Event
29 Sep 2021 - 30 Jun 2022
Emerging Art Writers Program 3 - Art + Technology
The Emerging Art Writers Program (EAWP) is an art writing program organized through the Illingworth Kerr Gallery (IKG) and facilitated by Dr. Ashley Scarlett.
EAWP is a non-credit series of writing workshops, led by Scarlett and guest mentor Stephanie Wong Ken. The program is open to current AUArts students with up to 12 being accepted into the program annually. Upon completion of the program, each of the participants produce a final piece of writing to be published in a printed catalogue.
Printed and digital publication forthcoming. Designed by our AUArts student designer Harrison Sirois.
EMERGING ART WRITERS PROGRAM 3 ART+ TECHNOLOGY
The Emerging Art Writers Program took place via MSTeams between September 2021 and June 2022. The program launched on September 29th with the publication launch of EAWP 1 and 2 with Mark Clintberg. Then an introduction session with Ashley Scarlett and Stephanie Ken Wong. The session covered topics such as freelance art writing, contracts, communicating with editors, copyediting, financial management and more. The seminar was open to AUArts students as well as the general public, however applications to the program were limited to AUArts students in any year or area of study. Applications are now closed for EAWP 3.
Learn more about EAWP 1 and EAWP 2
PARTICIPANTS
Jonathan Creese
Jules Donner
Baillie Fayda
Angela Lee
Natalie Cesnaro Melara
Nadia Perna
Luigi Pulido
Portia Scabar
FACULTY MENTOR
Ashley Scarlett
Dr. Ashley Scarlett is an assistant professor in the School of Critical and Creative Studies, where she contributes expertise across the fields of media studies, media art and moving image histories, and research methods. Dr. Scarlett’s research interests lie at the intersection of art, technology and critical thought. Her writing has been published in a number of venues, including Media Theory, Parallax, Digital Culture & Society, The Routledge Companion to Photography Theory, and Computational Arts in Canada 1967 – 1974. Recently, Dr. Scarlett was the co-curator of Contingent Systems: Art and/as Algorithmic Critique, an exhibition and symposium at the Illingworth Kerr Gallery with proceedings published as a forthcoming special issue of Afterimage.
COMMUNITY MENTOR
Stephanie Wong Ken, photo credit Kaitlin Moerman.

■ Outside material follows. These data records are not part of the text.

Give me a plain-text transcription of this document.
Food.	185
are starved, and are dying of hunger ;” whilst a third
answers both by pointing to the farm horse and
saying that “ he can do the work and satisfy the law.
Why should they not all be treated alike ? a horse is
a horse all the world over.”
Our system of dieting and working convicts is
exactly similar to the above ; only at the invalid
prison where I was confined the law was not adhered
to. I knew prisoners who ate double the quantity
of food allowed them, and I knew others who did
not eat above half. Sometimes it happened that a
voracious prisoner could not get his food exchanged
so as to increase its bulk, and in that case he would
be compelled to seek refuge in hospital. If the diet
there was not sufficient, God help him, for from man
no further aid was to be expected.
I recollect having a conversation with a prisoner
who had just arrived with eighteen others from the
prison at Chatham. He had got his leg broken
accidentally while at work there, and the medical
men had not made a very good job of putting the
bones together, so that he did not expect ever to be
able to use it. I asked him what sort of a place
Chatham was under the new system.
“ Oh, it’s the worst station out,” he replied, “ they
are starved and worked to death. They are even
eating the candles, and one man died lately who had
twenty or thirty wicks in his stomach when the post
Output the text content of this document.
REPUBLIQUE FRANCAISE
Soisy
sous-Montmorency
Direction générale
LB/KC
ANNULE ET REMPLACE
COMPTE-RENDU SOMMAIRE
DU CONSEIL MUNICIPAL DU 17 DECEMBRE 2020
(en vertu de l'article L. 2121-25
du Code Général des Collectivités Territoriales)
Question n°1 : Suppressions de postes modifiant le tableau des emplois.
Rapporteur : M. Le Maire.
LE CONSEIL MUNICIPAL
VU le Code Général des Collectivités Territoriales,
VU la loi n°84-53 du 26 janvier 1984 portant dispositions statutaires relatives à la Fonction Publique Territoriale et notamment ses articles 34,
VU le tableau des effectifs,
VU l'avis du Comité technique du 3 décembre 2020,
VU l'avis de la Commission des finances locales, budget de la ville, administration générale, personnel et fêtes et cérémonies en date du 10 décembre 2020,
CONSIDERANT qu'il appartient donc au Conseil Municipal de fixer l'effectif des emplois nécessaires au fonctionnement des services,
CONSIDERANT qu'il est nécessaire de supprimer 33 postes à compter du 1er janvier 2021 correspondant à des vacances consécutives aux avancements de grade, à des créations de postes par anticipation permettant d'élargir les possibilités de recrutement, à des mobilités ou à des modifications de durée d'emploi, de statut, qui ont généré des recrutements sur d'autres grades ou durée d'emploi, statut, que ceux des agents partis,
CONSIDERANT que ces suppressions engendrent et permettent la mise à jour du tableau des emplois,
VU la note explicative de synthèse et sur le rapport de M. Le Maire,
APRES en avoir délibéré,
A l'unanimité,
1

Raised in Florida, Stephanie Wong Ken is a writer currently based in Tkaronto, the traditional territory of many nations including the Mississaugas of the Credit, the Anishnabeg, the Chippewa, the Haudenosaunee and the Wendat peoples, home to many diverse First Nations, Inuit and Métis peoples. Her writing has appeared in Canadian Art, C-Magazine, Rungh, The Walrus, Maisonneuve, LUMA Quarterly, and other publications. She's a contributing editor to Colonial Imports, a risograph publication with Yolkless Press, and sits on the board of The Bows.
WORKSHOPS
CMagazine’s Editor Jaclyn Bruneau and Associate Editor Maya Wilson-Sanchez will each present workshops: Pitch to Publish and DIY Publishing for the participants.
Jaclyn Bruneau
Jaclyn Bruneau is a critic, writer, editor, and currently the Editor of C Magazine. Queer sensibilities, methodologies, and (il)logics permeate her practice. Her work can be read in The Brooklyn Rail, Canadian Art, Cinemascope, Momus, and in the form of accompanying texts for Charlotte Prodger (LUX, London), Erdem Taşdelen (Mercer Union, Toronto), and Karen Kraven (Latitude 53, Edmonton), among others. It can also be found in the books Mourning Anthology (Art Metropole, Toronto, 2019), Ressources Humaines (FRAC Lorraine, Metz, 2019), Lay It On Thick (self-published by Natascha Nanji and Palin Ansusinha, Bangkok, 2019), and Responses (Wil Aballe Art Projects, Vancouver, 2018). She’s given talks on exhibitions and projects by more than 20 artists.
Maya Wilson-Sanchez
Maya Wilson-Sanchez is an Ecuadorian-born and Toronto-based independent curator and writer of Kichwa, Spanish, and Euro-Canadian descent. Her texts can be found in various publications including The Senses and Society Journal, Canadian Art, Contemporary HUM, and the book Other Places: Reflections on Media Arts in Canada (PUBLIC Books, 2019). Wilson-Sanchez has worked in collections, research, programming, and curatorial research roles at Gallery TPW, the Royal Ontario Museum, Onsite Gallery, OCAD University, MKG127, and the Art Gallery of Ontario. In 2019, she was an Editorial Resident at Canadian Art and a Curatorial Resident at the Art Museum at the University of Toronto. The 2020 recipient of the Middlebrook Prize for Young Canadian Curators, Wilson-Sanchez will be a 2021 participant at the Tate Intensive in London, UK. She is currently Associate Editor at C Magazine and curating a year-long public arts program and exhibition for the City of Toronto’s Year of Public Art.